Une grande partie des députés, face à un débat technique et complexe, sont démunis et soutiennent cette loi par défaut. Alors même que de nombreuses voix s’élèvent contre cette loi, arguments à l’appui : associations, professionnels du numérique, utilisateurs expérimentés.
Un engrenage sécuritaire :
L’autre message que le gouvernement nous fait passer avec cette loi, c’est que la gauche réformiste a bel et bien définitivement disparu, au profit, sur le long terme, d’une dynamique profondément sécuritaire. Jusqu’ici, on n’est jamais revenu sur une loi sécuritaire, même temporaire : à l’instar du plan Vigipirate, on les a renouvelées.
Le juge antiterroriste Marc Trévidic explique que cette loi est « une arme redoutable si elle tombe entre de mauvaises mains« . Quid des possibilités que le texte offre si un jour un parti moins démocratique arrive au pouvoir ?
Le drame, c’est que tout le monde s’en fout :
Personnellement, cette loi m’inquiète non seulement parce qu’elle autorise le recueil, l’analyse et l’archivage de toutes les données personnelles des citoyens sans leur consentement, mais aussi parce que rien ne nous prouve que ces mêmes données ne seront pas réutilisées aux dépens des gens dans le futur.
Le drame c’est que personne n’en a rien à faire. Et c’est en cela que ce climat d’union nationale qui a suivi l’après « Charlie » est un problème.
Comment pourrait-on s’opposer à une loi qui prétend lutter contre le terrorisme après un événement aussi marquant émotionnellement que l’attentat du 11 janvier ? En vérité, le citoyen lambda n’a rien à faire du contenu liberticide de ce texte parce que « la fin justifie les moyens ». Mais dans le même temps, on va pouvoir stocker indéfiniment des données nous concernant, sans aucun contrôle.
Comment identifier les comportements « déviants » ?
D’autre part, quid de l’algorithme qui sera utilisé pour identifier les comportements « déviants » ou « suspects » ? Quid aussi de la définition de ces comportements « déviants » ? Chiffrer ses e-mails ? Taper « djihad » dans un moteur de recherche ? On imagine déjà l’avalanche de faux-positifs… Tous ces gens surveillés alors que leurs intentions ne sont nullement menaçantes.
La loi fait, en gros, de chaque citoyen un suspect potentiel. Des chercheurs se sont penchés sur le comportement des humains quand ils se savent surveillés.

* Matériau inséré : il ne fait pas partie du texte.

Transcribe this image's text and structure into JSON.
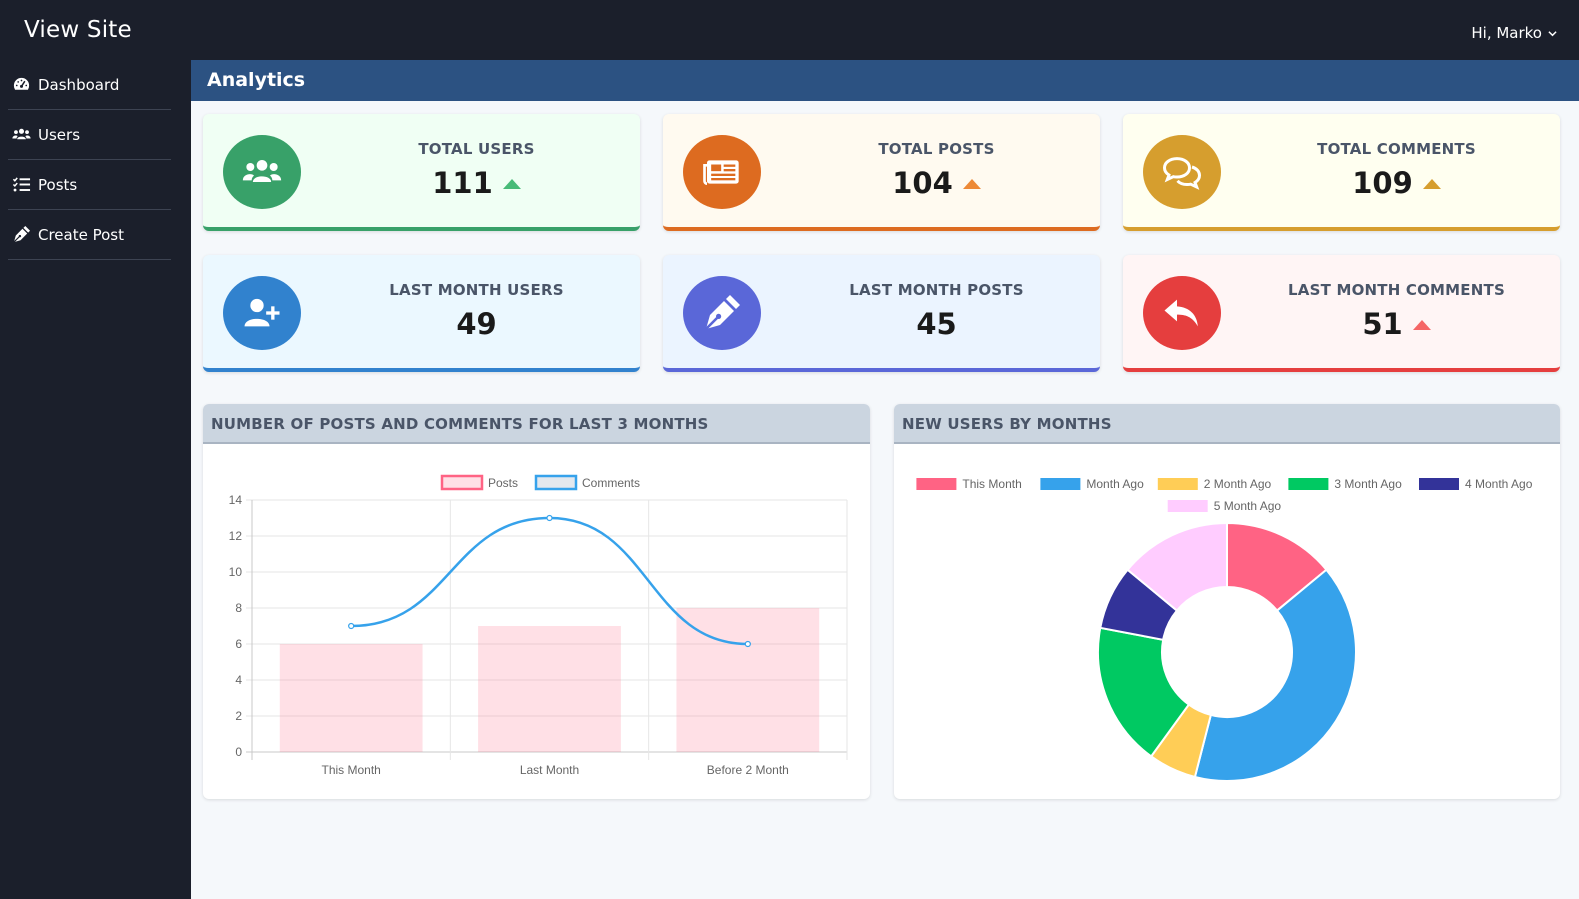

Leurs conclusions sont toutes les mêmes : on aboutit à de l’autocensure. Pour bien comprendre l’enjeu de cette loi, et les bouleversements qu’elle pourrait occasionner, je vous propose une métaphore.
Astuce : essayez de filmer des gens sans leur accord
Prenez une soirée dans laquelle vous ne connaissez personne. Venez-y avec une caméra que vous tiendrez au poignet, et observez le comportement de vos congénères. Ils sont gênés, parlent moins forts, sont moins démonstratifs… parce qu’ils ne veulent pas que quelqu’un qu’ils ne connaissent pas conservent des images d’eux. Rappelez-vous aussi cette femme porteuse de Google Glass, qui avait été agressée dans un bar parce que les clients craignaient qu’elle les filme.
Cette loi, c’est exactement la même chose.
Propos recueillis par Henri Rouillier.